April 22, 2020


April 27 marked national Freedom Day when, in 1994, South Africans cast their votes – black people for the first time – to apply their democratic right. In the true spirit of triumph over apartheid’s oppressive regime, it must have been a time when celebrating out on the streets was nothing out of the ordinary. When long and snaky queues were a reflection of a hard-earned right being fully utilised.

It is important to reflect on our rich history in order for us to map a way forward.

Today, we find ourselves under difficult circumstances that require us to respond differently than 1994, in a bid to help save lives. Our history, painful as it may be, reminds us that our freedom came at a great cost. Where lives were lost, families torn apart and human dignity trampled upon on the basis of race.

Some, like Ahmed Kathrada, Andrew Mlangeni, Walter Sisulu, Shirish Nanabhai, Laloo Chiba and several others endured heavy prison sentences, yet remarkably never lost hope. Back home, those that were left behind took up different struggles of their own, ensuring that the family fires were kept burning and were often left to pick up the pieces.

Parallel to freedom is the notion of responsibility. Today, through social solidarity, we are called upon to apply a deeper sense of responsibility and play our part in the fight against the outbreak of the novel coronavirus (COVID-19).

Through education and an awareness of South Africa’s liberation history, freedom is a gift I have come to treasure the most from the generations before us. Defiantly, I learned to find my own voice and speak out on tokenism within the African Union (AU) when that position could have best served the tens and thousands of young people within our continent.

Like those who took a bold stand against oppression, there was a realisation that I too could speak out without fear as long as it was my truth. As young South Africans, we enjoy the freedom to associate with an array of structures or individuals that share our common views and values. These include civil society organisations such as the Ahmed Kathrada Foundation, which has groomed me and several young people, igniting in us an appreciation for our history, but also challenging us to do and act better as the bare minimum to our democracy.

This is so much easier in comparison to other countries where you are forbidden from using words such as transgender or even speaking out against the government of the day where a lack of accountability and transparency rule.

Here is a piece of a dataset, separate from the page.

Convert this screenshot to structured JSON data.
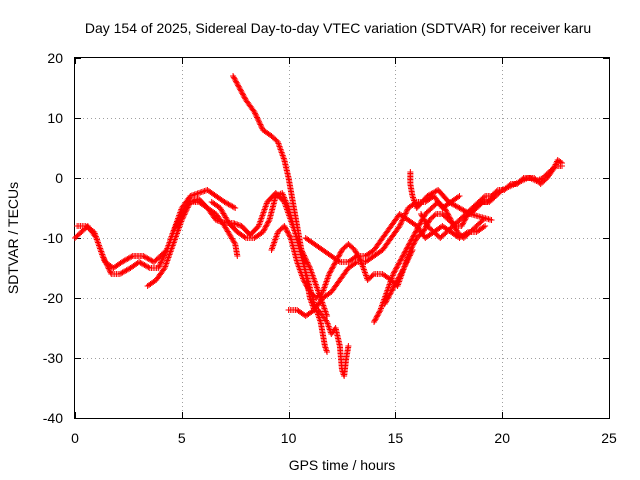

As a millennial or close to a born-free, lockdown is something unimaginable, as is the likes of having the army and police patrolling. This is something our mind is not conditioned to.

Victims of gender-based violence around this time must surely have it hard as their freedom is curtailed even further having no choice but to be trapped with abusive partners.

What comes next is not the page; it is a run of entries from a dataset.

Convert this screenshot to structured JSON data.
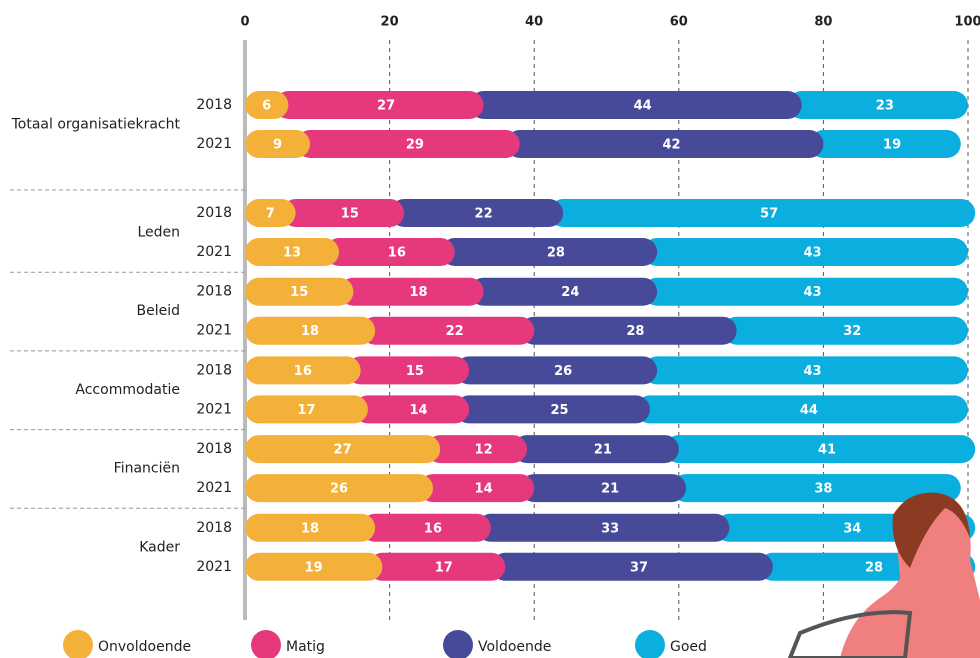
{
  "chart_data": {
    "type": "stacked-bar",
    "groups": [
      "Totaal organisatiekracht",
      "Leden",
      "Beleid",
      "Accommodatie",
      "Financiën",
      "Kader"
    ],
    "categories": [
      "2018",
      "2021",
      "2018",
      "2021",
      "2018",
      "2021",
      "2018",
      "2021",
      "2018",
      "2021",
      "2018",
      "2021"
    ],
    "series": [
      {
        "name": "Onvoldoende",
        "color": "#f4b13a",
        "values": [
          6,
          9,
          7,
          13,
          15,
          18,
          16,
          17,
          27,
          26,
          18,
          19
        ]
      },
      {
        "name": "Matig",
        "color": "#e6397d",
        "values": [
          27,
          29,
          15,
          16,
          18,
          22,
          15,
          14,
          12,
          14,
          16,
          17
        ]
      },
      {
        "name": "Voldoende",
        "color": "#474a99",
        "values": [
          44,
          42,
          22,
          28,
          24,
          28,
          26,
          25,
          21,
          21,
          33,
          37
        ]
      },
      {
        "name": "Goed",
        "color": "#0aaedf",
        "values": [
          23,
          19,
          57,
          43,
          43,
          32,
          43,
          44,
          41,
          38,
          34,
          28
        ]
      }
    ],
    "xlim": [
      0,
      100
    ],
    "xticks": [
      0,
      20,
      40,
      60,
      80,
      100
    ],
    "grid": true
  }
}
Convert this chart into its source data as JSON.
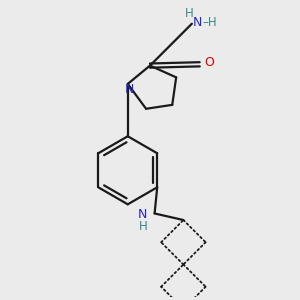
{
  "bg_color": "#ebebeb",
  "bond_color": "#1a1a1a",
  "N_color": "#2525cc",
  "O_color": "#dd0000",
  "H_color": "#3a8888",
  "line_width": 1.6,
  "dotted_lw": 1.3,
  "fig_size": [
    3.0,
    3.0
  ],
  "dpi": 100,
  "xlim": [
    20,
    220
  ],
  "ylim": [
    5,
    230
  ]
}
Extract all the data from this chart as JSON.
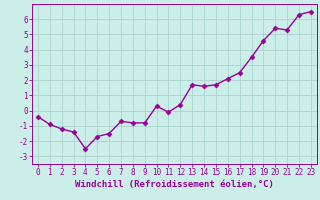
{
  "x": [
    0,
    1,
    2,
    3,
    4,
    5,
    6,
    7,
    8,
    9,
    10,
    11,
    12,
    13,
    14,
    15,
    16,
    17,
    18,
    19,
    20,
    21,
    22,
    23
  ],
  "y": [
    -0.4,
    -0.9,
    -1.2,
    -1.4,
    -2.5,
    -1.7,
    -1.5,
    -0.7,
    -0.8,
    -0.8,
    0.3,
    -0.1,
    0.4,
    1.7,
    1.6,
    1.7,
    2.1,
    2.5,
    3.5,
    4.6,
    5.4,
    5.3,
    6.3,
    6.5
  ],
  "line_color": "#990099",
  "marker": "D",
  "markersize": 2.5,
  "linewidth": 1.0,
  "xlabel": "Windchill (Refroidissement éolien,°C)",
  "xlabel_fontsize": 6.5,
  "tick_fontsize": 5.5,
  "xlim": [
    -0.5,
    23.5
  ],
  "ylim": [
    -3.5,
    7.0
  ],
  "yticks": [
    -3,
    -2,
    -1,
    0,
    1,
    2,
    3,
    4,
    5,
    6
  ],
  "xticks": [
    0,
    1,
    2,
    3,
    4,
    5,
    6,
    7,
    8,
    9,
    10,
    11,
    12,
    13,
    14,
    15,
    16,
    17,
    18,
    19,
    20,
    21,
    22,
    23
  ],
  "bg_color": "#cceee8",
  "grid_color": "#aad4ce",
  "fig_bg": "#cceee8"
}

In terms of equality, the economic blow is immediately felt by informal workers and the poor. Soon the middle class could also face further strain, being pushed into poverty. Economically the impact of the virus could have dire consequences for the majority of the population with only the very wealth probably being spared in the months to come.

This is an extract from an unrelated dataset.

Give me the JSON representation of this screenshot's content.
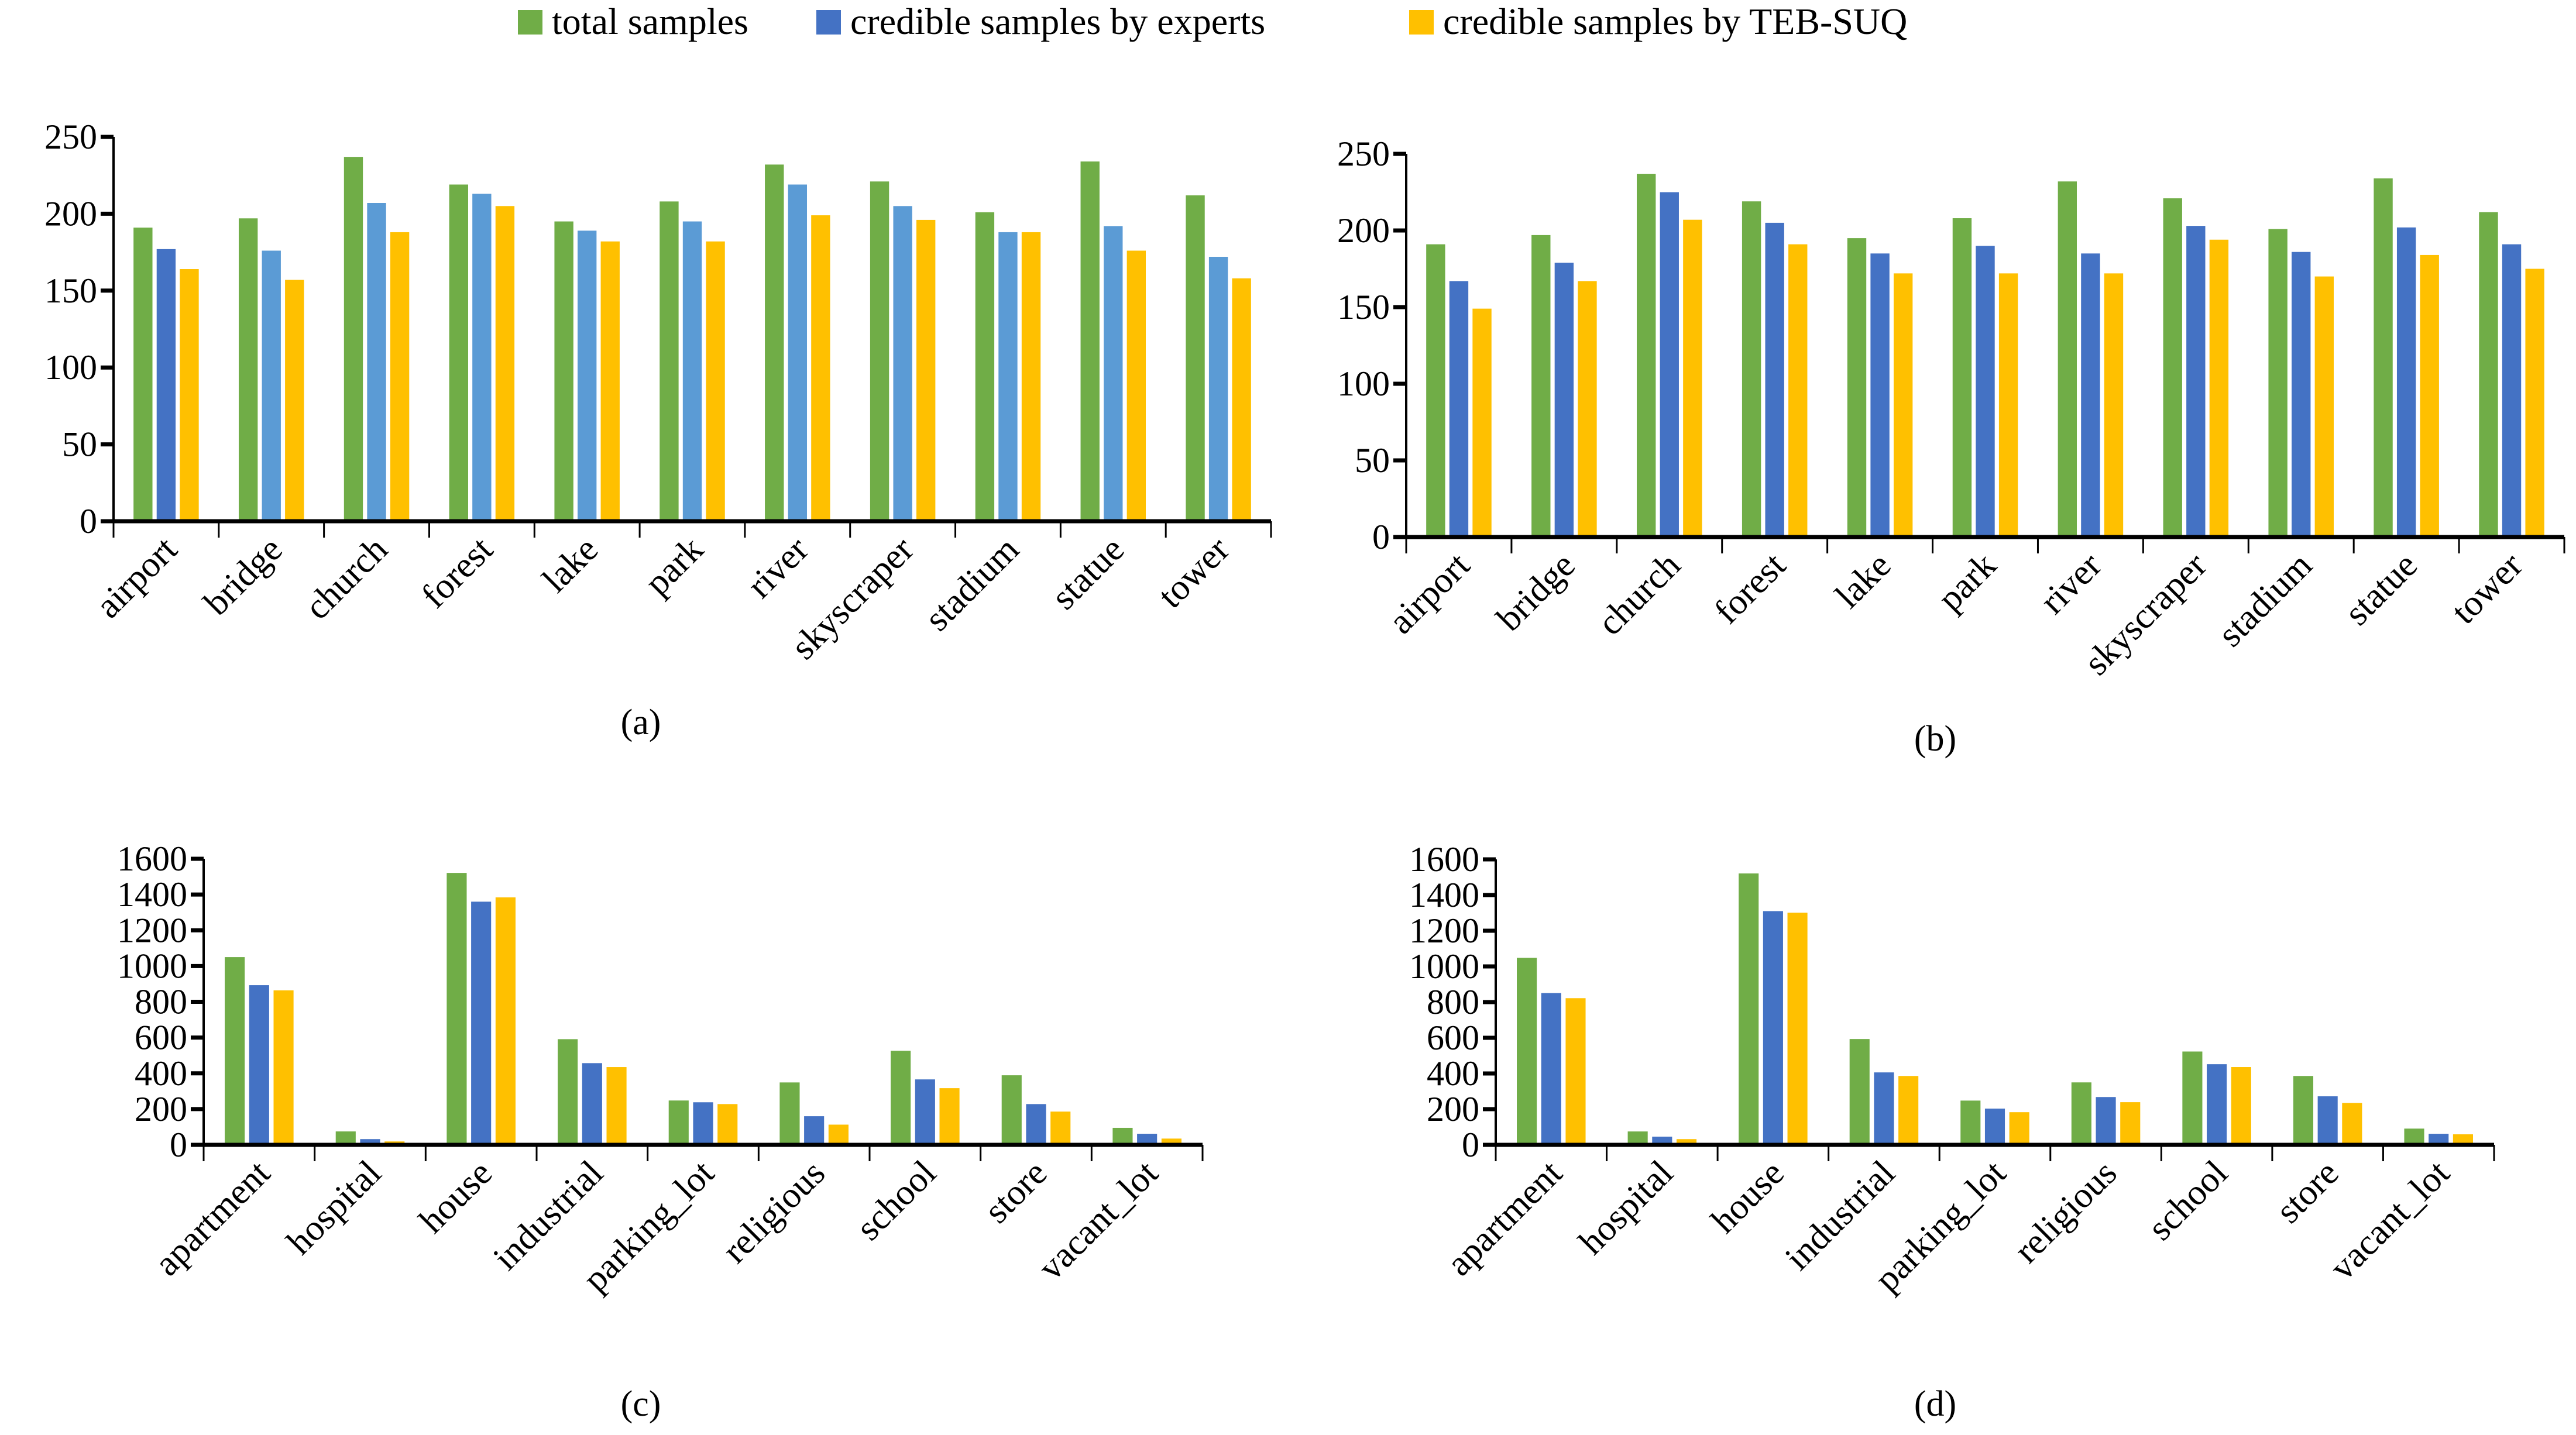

Offering a gender lens to equality, women now face a greater burden of unpaid household chores, childcare, a disruption of sexual and reproductive health services and being in lower-paid, less stable jobs with the possibility of facing an even greater strain.

On accountability, we must commend the transparency and adaptability of our government where there has been a coordination between Cabinet ministries such as health, education, social development, transport, and water and sanitation.

While all resources will be directed towards tackling COVID-19, the challenge of strengthening the health care system should not fall off the agenda. We need to do better in terms of quality, accessibility, affordability and how practitioners respond with dignity to patients and their overall needs. Iif not, we will never be ready to weather any arising pandemic or outbreak.

Whilst we are deprived of social contact around this time, let us not forget to check up on one another, more so the elderly and those in need. Let us be driven by a sense of responsibility, and adhere to lockdown regulations and flatten the COVID-19 curve.

Let us be kinder and compassionate towards our essential workers, who continue to keep the wheels moving in these difficult times.

Whether it is checking in on one another through online or social media platforms, or showing acts of kindness through supporting food security initiatives, we all have a responsibility to help stop the spread of the invisible enemy that has shaken the globe.

Dr Shakira Choonara is a board member at the Ahmed Kathrada Foundation and the 2017 Woman of the Year in Health. She is also an alumni of the Ahmed Kathrada Foundation’s Youth Leadership Programme.